New Device Can 'Sniff' Out Bladder Cancer, Says Scientists

Colorized X Ray Of The Urinary System Without Pathology. (Photo By BSIP/UIG Via Getty Images)

A device that can sniff out early signs of bladder cancer has been developed by British scientists.

The Odoreader smells urine and detects differences in the odour from people who have bladder cancer in just 30 minutes.

Around 10,000 people in the UK are diagnosed with bladder cancer each year but there are currently no reliable biomarkers to screen patients for the disease, unlike in breast or cervical cancers.

bladder pain

This means the cancer is first diagnosed through urine tests at a stage when it starts to become a problem.

But researchers believe the Odoreader, which has a 100% success rate, could lead to the development of early diagnostic tests.

Professor Norman Ratcliffe from the Institute of Biosensor Technology at the University of the West of England (UWE Bristol) said, "It is thought that dogs can smell cancer, but this is obviously not a practical way for hospitals to diagnose the disease.

"Taking this principle, however, we have developed a device that can give us a profile of the odour in urine. It reads the gases that chemicals in the urine can give off when the sample is heated.

"Odoreader works by inserting a bottle containing the urine sample into the device. About 30 minutes later the Odoreader is capable of showing the diagnosis on the computer screen if sample derives from a patient with bladder cancer. It is simple to use and could be operated in a doctor's surgery."

Researchers from the UWE Bristol, the University of Liverpool and Bristol Urological Institute have spent four years developing the Odoreader.

The device contains a sensor that responds to chemicals in gas emitted from urine. Odoreader analyses this gas and produces a profile of the chemicals in the urine.

Scientists are then able to read the profile to diagnose the presence of cancer cells in the bladder.

The research team is also using Odoreader to determine differences in odours from the urine of men with prostate cancer.

Professor Chris Probert, from the University of Liverpool's Institute of Translational Medicine, said: "Each year approximately 10,000 people in the UK are diagnosed with bladder cancer. It is a disease that, if caught early, can be treated effectively, but unfortunately we do not have any early screening methods other than diagnosis through urine tests at the stage when it starts to become a problem.

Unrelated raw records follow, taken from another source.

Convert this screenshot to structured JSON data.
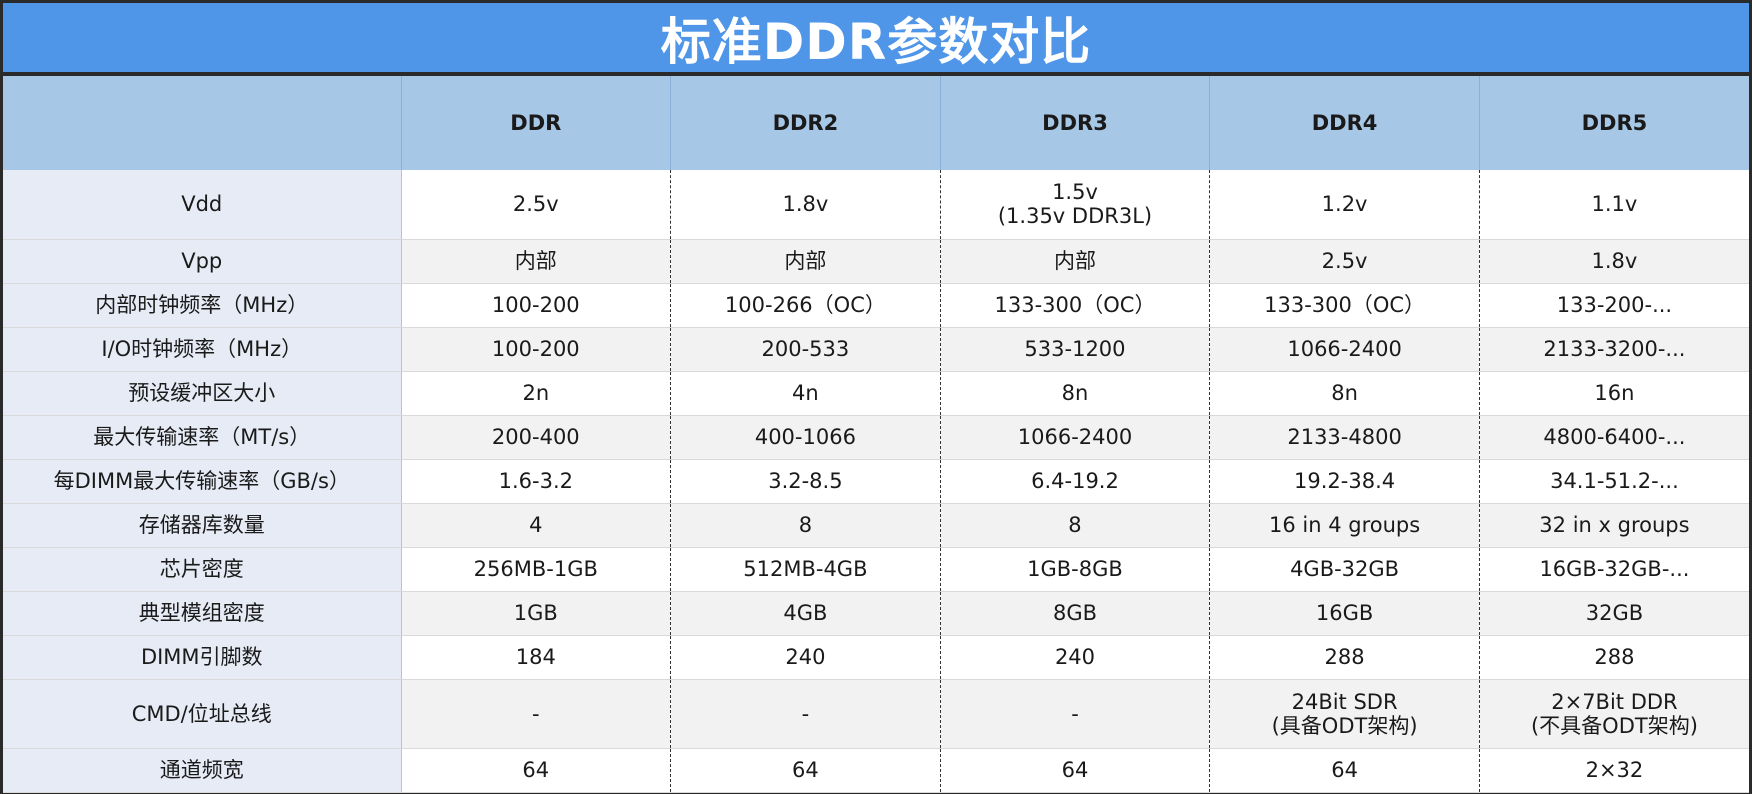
{
  "title": "标准DDR参数对比",
  "columns": [
    "DDR",
    "DDR2",
    "DDR3",
    "DDR4",
    "DDR5"
  ],
  "rows": [
    {
      "label": "Vdd",
      "cells": [
        [
          "2.5v"
        ],
        [
          "1.8v"
        ],
        [
          "1.5v",
          "(1.35v DDR3L)"
        ],
        [
          "1.2v"
        ],
        [
          "1.1v"
        ]
      ]
    },
    {
      "label": "Vpp",
      "cells": [
        [
          "内部"
        ],
        [
          "内部"
        ],
        [
          "内部"
        ],
        [
          "2.5v"
        ],
        [
          "1.8v"
        ]
      ]
    },
    {
      "label": "内部时钟频率（MHz）",
      "cells": [
        [
          "100-200"
        ],
        [
          "100-266（OC）"
        ],
        [
          "133-300（OC）"
        ],
        [
          "133-300（OC）"
        ],
        [
          "133-200-..."
        ]
      ]
    },
    {
      "label": "I/O时钟频率（MHz）",
      "cells": [
        [
          "100-200"
        ],
        [
          "200-533"
        ],
        [
          "533-1200"
        ],
        [
          "1066-2400"
        ],
        [
          "2133-3200-..."
        ]
      ]
    },
    {
      "label": "预设缓冲区大小",
      "cells": [
        [
          "2n"
        ],
        [
          "4n"
        ],
        [
          "8n"
        ],
        [
          "8n"
        ],
        [
          "16n"
        ]
      ]
    },
    {
      "label": "最大传输速率（MT/s）",
      "cells": [
        [
          "200-400"
        ],
        [
          "400-1066"
        ],
        [
          "1066-2400"
        ],
        [
          "2133-4800"
        ],
        [
          "4800-6400-..."
        ]
      ]
    },
    {
      "label": "每DIMM最大传输速率（GB/s）",
      "cells": [
        [
          "1.6-3.2"
        ],
        [
          "3.2-8.5"
        ],
        [
          "6.4-19.2"
        ],
        [
          "19.2-38.4"
        ],
        [
          "34.1-51.2-..."
        ]
      ]
    },
    {
      "label": "存储器库数量",
      "cells": [
        [
          "4"
        ],
        [
          "8"
        ],
        [
          "8"
        ],
        [
          "16 in 4 groups"
        ],
        [
          "32 in x groups"
        ]
      ]
    },
    {
      "label": "芯片密度",
      "cells": [
        [
          "256MB-1GB"
        ],
        [
          "512MB-4GB"
        ],
        [
          "1GB-8GB"
        ],
        [
          "4GB-32GB"
        ],
        [
          "16GB-32GB-..."
        ]
      ]
    },
    {
      "label": "典型模组密度",
      "cells": [
        [
          "1GB"
        ],
        [
          "4GB"
        ],
        [
          "8GB"
        ],
        [
          "16GB"
        ],
        [
          "32GB"
        ]
      ]
    },
    {
      "label": "DIMM引脚数",
      "cells": [
        [
          "184"
        ],
        [
          "240"
        ],
        [
          "240"
        ],
        [
          "288"
        ],
        [
          "288"
        ]
      ]
    },
    {
      "label": "CMD/位址总线",
      "cells": [
        [
          "-"
        ],
        [
          "-"
        ],
        [
          "-"
        ],
        [
          "24Bit SDR",
          "(具备ODT架构)"
        ],
        [
          "2×7Bit DDR",
          "(不具备ODT架构)"
        ]
      ]
    },
    {
      "label": "通道频宽",
      "cells": [
        [
          "64"
        ],
        [
          "64"
        ],
        [
          "64"
        ],
        [
          "64"
        ],
        [
          "2×32"
        ]
      ]
    }
  ]
}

"We looked at 98 samples of urine to develop the device, and tested it on 24 patient samples known to have cancer and 74 samples that have urological symptoms, but no cancer. The device correctly assigned 100% of cancer patients.

"Bladder cancer is said to be the most expensive cancer to treat, due to repeated scopes to inspect the development of the cancer cells in the bladder.

"These results are very encouraging for the development of new diagnostic tools for bladder cancer, but we now need to look at larger samples of patients to test the device further before it can be used in hospitals."

Funding for the Odoreader was partly provided by the Bristol Rotary Club.